So a populist wins in Colombia, and the pundits wring their hands about UK-Colombia trade ties. As if trade were the only thing at stake. Let us consider the deeper rot.
The man is a Trump acolyte, a creature of the same global wave that has already crashed against the shores of Britain, America, and Hungary. But Colombia? That is a different beast.
Here, the liberal establishment has been propped up by decades of American aid, by the narcotics war, by a peace process that left the countryside bleeding. And now the people have spoken. They have chosen a strongman, a nationalist, a man who promises order over freedom, sovereignty over globalism.
The parallels to the Weimar Republic are not exact, but they are instructive. The liberal centre, having failed to deliver prosperity or security, is now despised. The UK, bound by a trade agreement that assumed a stable, pro-Western Colombia, must now deal with a government that may nationalise, that may reject the Paris Accord, that may cosy up to Putin.
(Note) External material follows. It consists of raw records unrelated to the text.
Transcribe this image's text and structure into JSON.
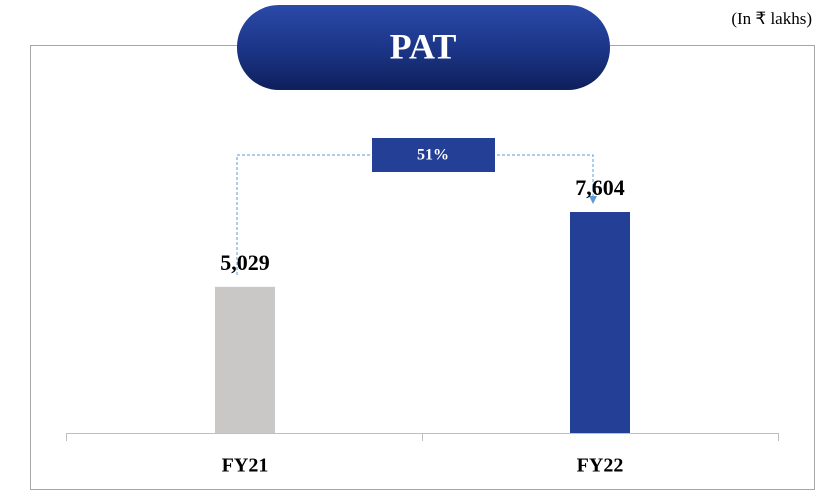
{
  "chart_data": {
    "type": "bar",
    "title": "PAT",
    "subtitle": "(In ₹ lakhs)",
    "categories": [
      "FY21",
      "FY22"
    ],
    "values": [
      5029,
      7604
    ],
    "value_labels": [
      "5,029",
      "7,604"
    ],
    "colors": [
      "#c9c8c6",
      "#233f96"
    ],
    "annotation": "51%"
  }
}
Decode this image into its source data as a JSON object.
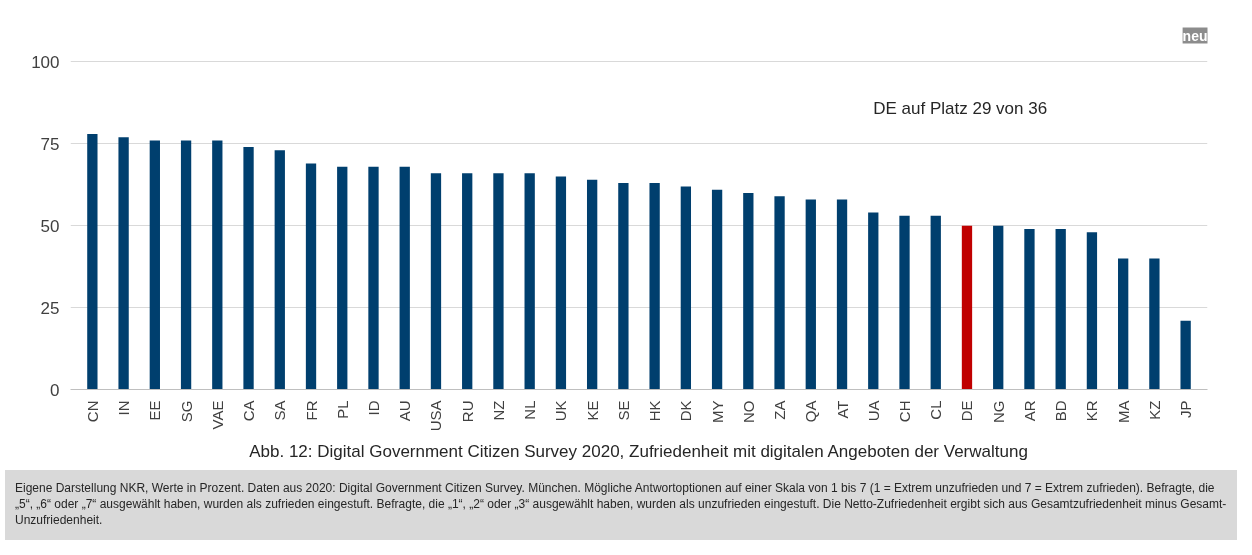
{
  "chart_data": {
    "type": "bar",
    "title": "Abb. 12: Digital Government Citizen Survey 2020, Zufriedenheit mit digitalen Angeboten der Verwaltung",
    "categories": [
      "CN",
      "IN",
      "EE",
      "SG",
      "VAE",
      "CA",
      "SA",
      "FR",
      "PL",
      "ID",
      "AU",
      "USA",
      "RU",
      "NZ",
      "NL",
      "UK",
      "KE",
      "SE",
      "HK",
      "DK",
      "MY",
      "NO",
      "ZA",
      "QA",
      "AT",
      "UA",
      "CH",
      "CL",
      "DE",
      "NG",
      "AR",
      "BD",
      "KR",
      "MA",
      "KZ",
      "JP"
    ],
    "values": [
      78,
      77,
      76,
      76,
      76,
      74,
      73,
      69,
      68,
      68,
      68,
      66,
      66,
      66,
      66,
      65,
      64,
      63,
      63,
      62,
      61,
      60,
      59,
      58,
      58,
      54,
      53,
      53,
      50,
      50,
      49,
      49,
      48,
      40,
      40,
      21
    ],
    "colors": [
      "#003f6e",
      "#003f6e",
      "#003f6e",
      "#003f6e",
      "#003f6e",
      "#003f6e",
      "#003f6e",
      "#003f6e",
      "#003f6e",
      "#003f6e",
      "#003f6e",
      "#003f6e",
      "#003f6e",
      "#003f6e",
      "#003f6e",
      "#003f6e",
      "#003f6e",
      "#003f6e",
      "#003f6e",
      "#003f6e",
      "#003f6e",
      "#003f6e",
      "#003f6e",
      "#003f6e",
      "#003f6e",
      "#003f6e",
      "#003f6e",
      "#003f6e",
      "#c00000",
      "#003f6e",
      "#003f6e",
      "#003f6e",
      "#003f6e",
      "#003f6e",
      "#003f6e",
      "#003f6e"
    ],
    "ylim": [
      0,
      100
    ],
    "yticks": [
      0,
      25,
      50,
      75,
      100
    ],
    "grid": "y",
    "annotations": [
      "DE auf Platz 29 von 36",
      "neu",
      "Eigene Darstellung NKR, Werte in Prozent. Daten aus 2020: Digital Government Citizen Survey. München. Mögliche Antwortoptionen auf einer Skala von 1 bis 7 (1 = Extrem unzufrieden und 7 = Extrem zufrieden). Befragte, die „5“, „6“ oder „7“ ausgewählt haben, wurden als zufrieden eingestuft. Befragte, die „1“, „2“ oder „3“ ausgewählt haben, wurden als unzufrieden eingestuft. Die Netto-Zufriedenheit ergibt sich aus Gesamtzufriedenheit minus Gesamt-Unzufriedenheit."
    ]
  }
}
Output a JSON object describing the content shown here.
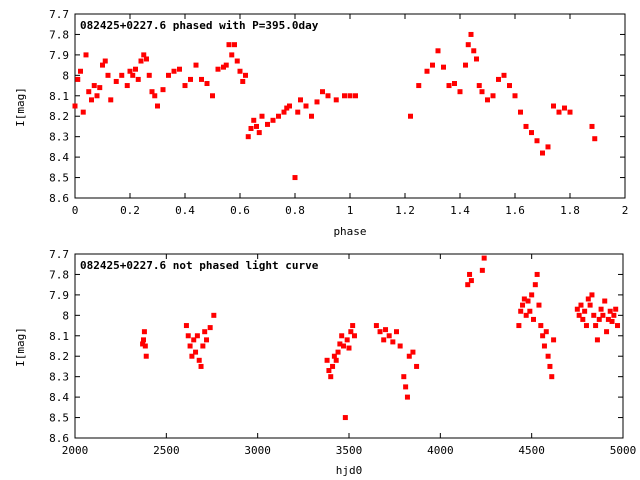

But here is the rub: the UK’s own flirtation with populism, with Brexit, has disarmed it ideologically. How can London preach liberal values when it has itself rejected the European project? The decadence is mutual.
Intellectuals like me have long warned that the post-1990 consensus was a house of cards. Now the wind blows, and the cards scatter. The real test is not trade; it is whether the West can survive its own contradictions.